The Exchange Ratio implies a consideration of C$0.06 per Ascendant Share, representing a premium of 14% based on the respective 30-day VWAPs as at on January 30, 2025, will be paid.

Upon completion of the Arrangement, existing Cerrado and Ascendant shareholders will own approximately 79% and 21% of Cerrado, respectively, on an undiluted basis. Cerrado will issue approximately 27.7 million shares upon closing of the Arrangement and have issued and outstanding approximately 131.3 million shares. The combined company will continue trading under the name Cerrado Gold Inc. and ticker symbol TSXV:CERT.

In connection with the Arrangement, Cerrado will subscribe for common shares of Ascendant to raise gross proceeds for Ascendant of approximately CA$900,000 in cash at a price of C$0.0525 per Ascendant Share (the "Cerrado Private Placement"), and the Canadian dollar equivalent of approximately up to US$1,660,172 of accrued and deferred interest owing by Ascendant (the "Deferred Interest") to Sprott Private Resources Streaming and Royalty (Collector), LP ("Sprott") under a secured note (the "Sprott Note") will be satisfied by the issuance of common shares of Ascendant (the "Sprott Private Placement", and together with the Cerrado Private Placement, the "Private Placements").
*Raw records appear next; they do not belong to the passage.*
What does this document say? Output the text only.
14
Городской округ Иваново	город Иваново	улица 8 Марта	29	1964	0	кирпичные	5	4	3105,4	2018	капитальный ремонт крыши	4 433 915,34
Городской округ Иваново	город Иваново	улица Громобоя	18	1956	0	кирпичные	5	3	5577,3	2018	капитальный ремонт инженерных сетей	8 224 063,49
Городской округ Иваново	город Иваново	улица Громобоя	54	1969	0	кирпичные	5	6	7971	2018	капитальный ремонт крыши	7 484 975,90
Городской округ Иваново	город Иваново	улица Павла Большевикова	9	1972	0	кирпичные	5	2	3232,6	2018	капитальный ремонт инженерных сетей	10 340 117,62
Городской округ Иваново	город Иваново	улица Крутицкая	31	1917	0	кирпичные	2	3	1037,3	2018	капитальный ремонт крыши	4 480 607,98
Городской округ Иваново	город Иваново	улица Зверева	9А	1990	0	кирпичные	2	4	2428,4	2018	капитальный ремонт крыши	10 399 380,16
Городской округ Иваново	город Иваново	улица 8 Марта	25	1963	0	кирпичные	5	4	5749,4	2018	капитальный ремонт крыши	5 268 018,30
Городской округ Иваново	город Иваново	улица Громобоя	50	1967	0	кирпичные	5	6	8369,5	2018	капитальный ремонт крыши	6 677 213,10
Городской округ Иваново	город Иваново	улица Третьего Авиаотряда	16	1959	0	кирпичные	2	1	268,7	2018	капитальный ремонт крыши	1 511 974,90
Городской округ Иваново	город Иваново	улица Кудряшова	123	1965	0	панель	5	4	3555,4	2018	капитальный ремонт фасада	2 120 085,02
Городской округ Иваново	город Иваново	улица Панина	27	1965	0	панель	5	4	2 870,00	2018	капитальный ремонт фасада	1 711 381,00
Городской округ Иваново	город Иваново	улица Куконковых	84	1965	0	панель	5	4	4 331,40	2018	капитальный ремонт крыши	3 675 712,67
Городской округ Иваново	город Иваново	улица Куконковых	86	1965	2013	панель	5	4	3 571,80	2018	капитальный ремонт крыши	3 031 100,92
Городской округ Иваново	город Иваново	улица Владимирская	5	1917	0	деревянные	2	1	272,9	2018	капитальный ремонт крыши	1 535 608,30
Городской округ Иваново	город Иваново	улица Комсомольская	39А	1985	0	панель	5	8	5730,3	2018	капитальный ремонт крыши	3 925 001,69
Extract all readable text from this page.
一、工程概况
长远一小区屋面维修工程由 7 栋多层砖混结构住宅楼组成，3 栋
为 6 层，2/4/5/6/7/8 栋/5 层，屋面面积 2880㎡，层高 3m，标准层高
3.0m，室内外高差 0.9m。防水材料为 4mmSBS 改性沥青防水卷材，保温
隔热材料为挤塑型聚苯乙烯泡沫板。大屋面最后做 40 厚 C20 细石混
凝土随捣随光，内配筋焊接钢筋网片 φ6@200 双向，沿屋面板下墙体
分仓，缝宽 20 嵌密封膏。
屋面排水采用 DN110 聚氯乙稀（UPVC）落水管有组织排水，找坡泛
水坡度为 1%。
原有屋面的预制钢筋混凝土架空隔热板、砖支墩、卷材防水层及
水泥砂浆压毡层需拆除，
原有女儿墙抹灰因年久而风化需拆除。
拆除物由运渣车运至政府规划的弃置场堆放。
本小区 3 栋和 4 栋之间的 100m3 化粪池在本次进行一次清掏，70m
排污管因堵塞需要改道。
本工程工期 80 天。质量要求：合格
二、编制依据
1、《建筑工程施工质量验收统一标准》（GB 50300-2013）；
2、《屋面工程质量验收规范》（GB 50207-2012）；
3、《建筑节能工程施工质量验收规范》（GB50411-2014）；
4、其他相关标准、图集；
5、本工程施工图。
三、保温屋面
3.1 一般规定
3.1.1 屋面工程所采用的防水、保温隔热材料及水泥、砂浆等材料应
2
The common shares of Ascendant to be issued under each of the Private Placements will be at a price of C$0.0525per share. Upon completion of the Cerrado Private Placement, Cerrado would be expected to hold in aggregate approximately 14.5% of the then issued and outstanding Ascendant Shares (on a non-diluted basis). The Sprott Private Placement will be completed in two tranches. Upon the completion of the first tranche, Sprott would be expected to hold in aggregate approximately 19.9% of the then issued and outstanding Ascendant Shares (on a non-diluted basis). Completion of the second tranche will be subject to shareholder approval in accordance with the rules of the TSX. Assuming the requisite shareholder approval is obtained, upon completion of the second tranche Sprott would be expected to hold in aggregate approximately 25.6% of the then issued and outstanding Ascendant Shares (on a non-diluted basis). The Cerrado Private Placement and the first tranche of the Sprott Private Placement are expected to be completed within the next two weeks, subject to satisfying all conditions to closing, including TSX approval. The Arrangement and the Private Placements are together referred to herein as the "Transactions".